Supreme Court rejects latest Zundel appeal

Globe and Mail Update

Thursday, Oct 21, 2004


The Supreme Court of Canada has refused Holocaust denier Ernst Zundel a chance to challenge the constitutionality of secret trial legislation that was passed after the September 11, 2001 terrorist attacks.

The court announced Thursday morning that it would not hear an appeal of an Ontario Court of Appeal decision that refused the appeal on procedural grounds.

Mr. Zundel, 65, has been held in solitary confinement in Toronto for the past 18 months. Closing arguments are currently being heard before Federal Court Judge Pierre Blais as to whether Mr. Zundel should be deported to Germany as a threat to national security.

”When you allow procedures that are too loose and don't contain enough guidance, all sorts of unfairness can happen,” defence lawyer Chi-Kun Shi said in an interview Thursday morning. ”It is unfortunate that the Supreme Court will not hear our constitutional challenge of the legislation.”

In a brief that Ms. Shi and co-counsel Peter Lindsay supplied to the Supreme Court in support of their request, they argued that it is ”the true measure of our system of justice is how it treats the marginalized and the unpopular, such as the applicant.

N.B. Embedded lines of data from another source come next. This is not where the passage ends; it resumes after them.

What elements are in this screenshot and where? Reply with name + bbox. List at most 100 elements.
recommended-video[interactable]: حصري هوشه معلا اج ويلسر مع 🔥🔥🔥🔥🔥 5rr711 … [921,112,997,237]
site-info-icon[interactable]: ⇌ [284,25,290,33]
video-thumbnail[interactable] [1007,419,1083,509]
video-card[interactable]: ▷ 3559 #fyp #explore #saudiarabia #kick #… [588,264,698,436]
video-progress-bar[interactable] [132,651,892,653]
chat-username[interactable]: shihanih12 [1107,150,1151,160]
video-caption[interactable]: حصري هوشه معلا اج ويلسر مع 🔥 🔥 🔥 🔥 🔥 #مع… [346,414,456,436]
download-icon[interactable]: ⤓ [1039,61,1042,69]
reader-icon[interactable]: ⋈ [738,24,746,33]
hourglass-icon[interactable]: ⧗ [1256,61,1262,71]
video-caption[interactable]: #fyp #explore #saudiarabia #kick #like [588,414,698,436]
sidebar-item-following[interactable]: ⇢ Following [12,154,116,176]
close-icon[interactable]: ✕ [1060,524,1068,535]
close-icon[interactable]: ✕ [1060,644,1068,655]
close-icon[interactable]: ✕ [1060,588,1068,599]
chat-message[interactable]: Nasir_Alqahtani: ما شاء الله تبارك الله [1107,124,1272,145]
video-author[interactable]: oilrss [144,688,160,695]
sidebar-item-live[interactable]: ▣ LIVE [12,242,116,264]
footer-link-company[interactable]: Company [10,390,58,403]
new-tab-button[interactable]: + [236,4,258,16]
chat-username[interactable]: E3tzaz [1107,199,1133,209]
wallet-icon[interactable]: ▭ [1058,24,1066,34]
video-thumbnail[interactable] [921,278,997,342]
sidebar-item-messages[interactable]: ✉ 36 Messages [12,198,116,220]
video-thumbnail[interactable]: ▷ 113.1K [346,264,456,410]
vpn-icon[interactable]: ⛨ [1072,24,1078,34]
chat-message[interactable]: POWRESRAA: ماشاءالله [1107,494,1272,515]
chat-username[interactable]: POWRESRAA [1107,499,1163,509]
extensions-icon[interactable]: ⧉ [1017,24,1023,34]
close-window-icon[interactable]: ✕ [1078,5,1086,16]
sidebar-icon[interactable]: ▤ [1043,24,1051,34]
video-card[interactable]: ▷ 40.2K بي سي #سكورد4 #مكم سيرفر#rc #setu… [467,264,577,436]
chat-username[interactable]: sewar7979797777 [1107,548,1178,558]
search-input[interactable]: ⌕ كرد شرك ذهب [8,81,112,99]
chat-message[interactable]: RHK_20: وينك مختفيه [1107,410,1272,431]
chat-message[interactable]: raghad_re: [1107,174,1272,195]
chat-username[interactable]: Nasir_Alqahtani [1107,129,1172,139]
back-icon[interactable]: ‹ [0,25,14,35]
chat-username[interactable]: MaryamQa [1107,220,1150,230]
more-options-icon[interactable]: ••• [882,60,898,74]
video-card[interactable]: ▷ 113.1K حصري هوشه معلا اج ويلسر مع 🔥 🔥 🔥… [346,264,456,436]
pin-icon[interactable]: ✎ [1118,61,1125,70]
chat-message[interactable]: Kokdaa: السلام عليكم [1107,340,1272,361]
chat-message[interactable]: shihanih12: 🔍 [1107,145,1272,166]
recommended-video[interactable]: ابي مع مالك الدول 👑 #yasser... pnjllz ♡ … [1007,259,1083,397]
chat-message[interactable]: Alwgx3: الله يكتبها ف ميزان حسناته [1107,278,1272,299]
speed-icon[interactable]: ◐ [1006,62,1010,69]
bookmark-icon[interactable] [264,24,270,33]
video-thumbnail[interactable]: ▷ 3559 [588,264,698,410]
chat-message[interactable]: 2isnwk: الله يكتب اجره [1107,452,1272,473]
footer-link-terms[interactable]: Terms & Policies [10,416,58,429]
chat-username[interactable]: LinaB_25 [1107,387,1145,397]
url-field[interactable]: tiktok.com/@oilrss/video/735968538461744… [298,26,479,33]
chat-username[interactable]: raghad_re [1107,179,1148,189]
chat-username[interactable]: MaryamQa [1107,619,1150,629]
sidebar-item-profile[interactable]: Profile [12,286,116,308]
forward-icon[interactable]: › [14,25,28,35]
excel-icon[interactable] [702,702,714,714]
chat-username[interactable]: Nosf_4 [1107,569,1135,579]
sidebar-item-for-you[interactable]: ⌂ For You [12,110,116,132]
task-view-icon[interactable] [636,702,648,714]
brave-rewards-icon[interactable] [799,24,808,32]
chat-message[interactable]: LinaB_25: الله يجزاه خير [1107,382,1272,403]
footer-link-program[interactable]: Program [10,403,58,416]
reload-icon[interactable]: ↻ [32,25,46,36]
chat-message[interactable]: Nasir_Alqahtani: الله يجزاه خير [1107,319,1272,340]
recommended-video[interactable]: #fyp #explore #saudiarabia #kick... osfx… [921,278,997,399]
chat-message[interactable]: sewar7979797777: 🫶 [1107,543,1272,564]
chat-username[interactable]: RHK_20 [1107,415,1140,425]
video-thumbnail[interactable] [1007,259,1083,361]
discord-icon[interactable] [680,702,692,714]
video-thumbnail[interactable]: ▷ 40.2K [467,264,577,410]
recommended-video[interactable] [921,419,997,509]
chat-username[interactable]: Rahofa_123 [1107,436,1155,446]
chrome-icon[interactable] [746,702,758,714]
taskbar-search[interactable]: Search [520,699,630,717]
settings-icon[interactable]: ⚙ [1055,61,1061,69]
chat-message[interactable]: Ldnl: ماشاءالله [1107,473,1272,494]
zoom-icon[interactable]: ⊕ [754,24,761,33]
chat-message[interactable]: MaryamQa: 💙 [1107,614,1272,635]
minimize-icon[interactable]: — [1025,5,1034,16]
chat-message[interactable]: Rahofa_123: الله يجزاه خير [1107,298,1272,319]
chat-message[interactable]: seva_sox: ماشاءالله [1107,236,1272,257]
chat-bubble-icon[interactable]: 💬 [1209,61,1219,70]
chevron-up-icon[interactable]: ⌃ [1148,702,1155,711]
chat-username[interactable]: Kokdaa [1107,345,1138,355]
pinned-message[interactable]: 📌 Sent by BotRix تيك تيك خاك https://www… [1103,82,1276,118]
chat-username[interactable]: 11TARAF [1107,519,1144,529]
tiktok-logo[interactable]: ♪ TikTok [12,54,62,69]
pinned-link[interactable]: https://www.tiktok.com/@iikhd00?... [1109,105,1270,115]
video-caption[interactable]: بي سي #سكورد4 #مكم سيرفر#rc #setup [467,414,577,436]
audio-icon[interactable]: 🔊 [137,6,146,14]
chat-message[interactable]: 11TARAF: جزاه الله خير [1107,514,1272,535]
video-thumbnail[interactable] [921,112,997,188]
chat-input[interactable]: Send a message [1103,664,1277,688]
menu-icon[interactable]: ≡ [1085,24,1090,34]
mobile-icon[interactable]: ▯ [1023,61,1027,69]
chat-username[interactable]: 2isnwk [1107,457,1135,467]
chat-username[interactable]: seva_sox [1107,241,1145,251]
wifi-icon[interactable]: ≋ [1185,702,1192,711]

"Hard cases make bad law. There is no harder case than the applicant and no harder challenge for this honourable court than to reject the popular option of making bad law under it.”

Mr. Zundel lived in Canada from 1958 to 2000, building a publishing empire that supplied material to dozens of countries denying the extent of the Holocaust. He has no criminal record.

Mr. Lindsay and Ms. Shi challenged the fundamental fairness and constitutionality of the secret-trial legislation by way of a habeas corpus application in the Superior Court of Ontario and the Ontario Court of Appeal. Both courts, however, said they could not conduct the review for procedural reasons.

”It is respectfully submitted that, in placing procedural concerns over constitutional rights, both courts erred in law,” they said in their brief to the Supreme Court. ”Is it appropriate for courts to allow litigants to procedurally sandbag the other party and bounce him from court to court in a jurisdictional ping-pong game?”

They said that the secret trial procedures allow a judge to receive any evidence he think is ‘appropriate,' even if it would normally be inadmissible.

”In accordance with it, Mr. Justice Blais has admitted articles, hearsay, double hearsay, triple hearsay,” they said. ”As a result, the applicant faces over 1,800 pages of hearsay 'evidence' against him which is not sworn and not subject to challenge through cross-examination."

Anyone named in a security certificate under the secret-trials legislation is subject to detention without charge and a "Star Chamber" hearing for which there can be no appeal, they said.

”The impact of these consequences on not only the Applicant, but more importantly on the integrity of our rule of law in Canada make it imperative that this Honourable Court reviews the constitutionality of the Secret Trial Legislation without any further delay,” the lawyers said.